Season 2 Episode 7
The Missing Eye
In this episode, Scott and Mark sit down for a wide-ranging conversation with their guest, Heath Johnson.
Heath is a songwriter, arts advocate, and director of the historic Matthews Opera House and Arts Center. A former pastor who once studied for ministry, Heath’s journey has moved through seasons of faith, doubt, deconstruction, and reconstruction — experiences that now deeply inform both his music and his leadership in the creative community.
What begins as a reflection on Lent — and the provocative idea of “atheism for Lent” — expands into something far more layered.
Scott, Mark, and Heath explore doubt not as rebellion, but as refinement.
They discuss trauma and intellectual questioning — and how easily those threads become tangled together.
They examine fundamentalism — not just in religion, but in culture — and the cages people build in the name of certainty.
They wrestle with altered states, spiritual experience, and whether meaning is diminished or deepened by understanding the brain.
They consider healing — not as restoration of what was lost, but as learning to live with what remains.
And throughout it all, they return to a recurring theme: love as the ground beneath belief systems, and as something that happens between people.
The conversation carries the energy and complexity of progressive rock — shifting rhythms, philosophical turns, emotional crescendos.
So this episode has been shaped into a five-song acoustic-leaning progressive rock suite. Each song draws from a specific portion of the discussion, and each leans into a different classic prog influence — Rush, Pink Floyd, Yes, and Kansas — before culminating in a final piece that blends them all.
Here’s a brief roadmap:
Song 1 – “To Doubt Divine (Scalpel, Not Sledgehammer)”
Inspired by the early discussion of Lent and deconstruction, this Rush-leaning piece explores the difference between demolition and refinement. Doubt becomes a tool — not a threat.
Song 2 – “Bicycle Visions (Touched Something)”
Drawn from the conversation about altered states and perception, this Pink Floyd–influenced track reflects on experience, trauma, and the thin boundary between neurological and spiritual insight.
Song 3 – “Barking in the Aisle (Surface-Level Holy)”
Based on reflections about worship culture and emotional manipulation, this Yes-inspired acoustic prog piece examines the tension between authentic encounter and performance.
Song 4 – “Between You (Kingdom in Three Dimensions)”
Rooted in the discussion of radical inclusion and the idea that the kingdom is “among” or “between” people, this Kansas-leaning track centers on love as action rather than ideology.
Song 5 – “The Missing Eye (Freedom, Not a Prize)”
Built from the closing reflections on healing, creativity, and transformation, this final hybrid epic reframes faith as process rather than transaction — and healing as integration rather than reversal.

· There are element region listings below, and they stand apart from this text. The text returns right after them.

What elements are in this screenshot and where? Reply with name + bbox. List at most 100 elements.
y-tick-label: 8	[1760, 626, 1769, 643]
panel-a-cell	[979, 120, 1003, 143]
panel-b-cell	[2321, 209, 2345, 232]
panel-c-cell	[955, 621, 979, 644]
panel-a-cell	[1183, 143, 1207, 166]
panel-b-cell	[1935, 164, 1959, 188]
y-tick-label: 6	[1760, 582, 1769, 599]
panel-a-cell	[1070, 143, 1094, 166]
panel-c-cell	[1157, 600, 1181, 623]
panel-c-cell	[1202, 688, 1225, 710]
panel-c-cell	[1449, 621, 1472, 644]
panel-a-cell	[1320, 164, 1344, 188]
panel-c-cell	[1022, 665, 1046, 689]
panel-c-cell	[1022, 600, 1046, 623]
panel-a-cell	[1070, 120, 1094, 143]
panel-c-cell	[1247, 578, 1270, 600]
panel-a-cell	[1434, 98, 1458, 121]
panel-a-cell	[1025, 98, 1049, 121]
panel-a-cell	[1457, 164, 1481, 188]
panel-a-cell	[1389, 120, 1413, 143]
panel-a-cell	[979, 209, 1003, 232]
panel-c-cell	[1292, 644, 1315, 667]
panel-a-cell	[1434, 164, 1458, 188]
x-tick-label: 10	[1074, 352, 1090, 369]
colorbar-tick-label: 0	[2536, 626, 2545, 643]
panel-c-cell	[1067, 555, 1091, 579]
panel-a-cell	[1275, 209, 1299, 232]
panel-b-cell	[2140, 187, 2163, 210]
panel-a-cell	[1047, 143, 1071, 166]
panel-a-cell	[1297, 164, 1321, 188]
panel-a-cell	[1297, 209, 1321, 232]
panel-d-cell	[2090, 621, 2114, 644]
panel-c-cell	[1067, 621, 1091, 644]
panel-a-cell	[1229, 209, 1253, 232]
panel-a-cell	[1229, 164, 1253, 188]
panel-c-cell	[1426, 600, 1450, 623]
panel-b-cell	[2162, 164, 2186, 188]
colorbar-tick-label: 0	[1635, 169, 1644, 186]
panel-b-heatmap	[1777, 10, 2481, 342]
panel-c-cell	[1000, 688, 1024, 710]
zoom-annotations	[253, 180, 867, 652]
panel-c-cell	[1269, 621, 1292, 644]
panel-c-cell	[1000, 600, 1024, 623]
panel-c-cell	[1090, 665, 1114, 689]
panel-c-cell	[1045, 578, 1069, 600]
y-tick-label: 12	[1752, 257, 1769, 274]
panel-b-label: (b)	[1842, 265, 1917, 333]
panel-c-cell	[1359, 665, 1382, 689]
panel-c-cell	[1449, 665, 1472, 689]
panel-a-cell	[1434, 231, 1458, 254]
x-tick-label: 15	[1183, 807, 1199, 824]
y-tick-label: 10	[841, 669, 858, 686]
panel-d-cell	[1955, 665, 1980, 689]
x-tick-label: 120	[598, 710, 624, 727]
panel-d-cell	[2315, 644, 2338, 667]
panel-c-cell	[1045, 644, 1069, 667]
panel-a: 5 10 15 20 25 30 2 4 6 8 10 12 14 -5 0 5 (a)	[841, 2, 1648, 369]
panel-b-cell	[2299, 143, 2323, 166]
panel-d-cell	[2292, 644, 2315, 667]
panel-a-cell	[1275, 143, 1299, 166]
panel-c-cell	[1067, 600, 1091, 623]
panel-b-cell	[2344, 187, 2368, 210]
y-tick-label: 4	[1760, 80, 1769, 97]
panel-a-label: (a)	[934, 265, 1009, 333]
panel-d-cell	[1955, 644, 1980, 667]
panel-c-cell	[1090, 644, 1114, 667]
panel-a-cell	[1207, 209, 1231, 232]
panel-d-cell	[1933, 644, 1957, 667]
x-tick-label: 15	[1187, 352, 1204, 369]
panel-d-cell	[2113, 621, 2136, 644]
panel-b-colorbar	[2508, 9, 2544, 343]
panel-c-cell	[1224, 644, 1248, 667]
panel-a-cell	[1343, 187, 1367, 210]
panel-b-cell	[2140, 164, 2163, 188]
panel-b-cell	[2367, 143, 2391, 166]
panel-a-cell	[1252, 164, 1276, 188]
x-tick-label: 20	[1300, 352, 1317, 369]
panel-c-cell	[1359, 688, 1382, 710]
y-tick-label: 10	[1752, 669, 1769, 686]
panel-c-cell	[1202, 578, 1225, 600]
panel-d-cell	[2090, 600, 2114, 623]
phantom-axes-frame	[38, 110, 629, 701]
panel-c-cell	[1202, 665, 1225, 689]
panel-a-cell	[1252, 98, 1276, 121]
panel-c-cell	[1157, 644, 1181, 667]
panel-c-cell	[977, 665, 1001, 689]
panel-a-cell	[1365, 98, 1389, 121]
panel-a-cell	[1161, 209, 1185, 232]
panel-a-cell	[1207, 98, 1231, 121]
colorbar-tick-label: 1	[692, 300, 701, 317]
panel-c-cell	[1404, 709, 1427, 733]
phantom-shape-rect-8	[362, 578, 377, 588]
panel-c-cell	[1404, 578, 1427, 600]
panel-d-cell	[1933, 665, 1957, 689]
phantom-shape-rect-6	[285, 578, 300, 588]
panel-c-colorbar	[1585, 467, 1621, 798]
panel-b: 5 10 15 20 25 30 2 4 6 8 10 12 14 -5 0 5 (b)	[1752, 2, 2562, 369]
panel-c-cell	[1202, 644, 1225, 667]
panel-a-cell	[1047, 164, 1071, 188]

This episode does not attempt to settle theology.
It leans into complexity.
It risks nuance.
It chooses depth over certainty.
And from that conversation, the music begins.

Mark and Scott have been in conversation for fifty years. Born twenty-six days apart into the same complicated religious tradition, they grew up fluent in scripture and shape note singing —steeped in a culture of certainty and devotion.
Scott is a poet, author, educator, songwriter, and community creator. Mark, an educator, performer, provocateur. Together, they bring a shared curiosity to every encounter.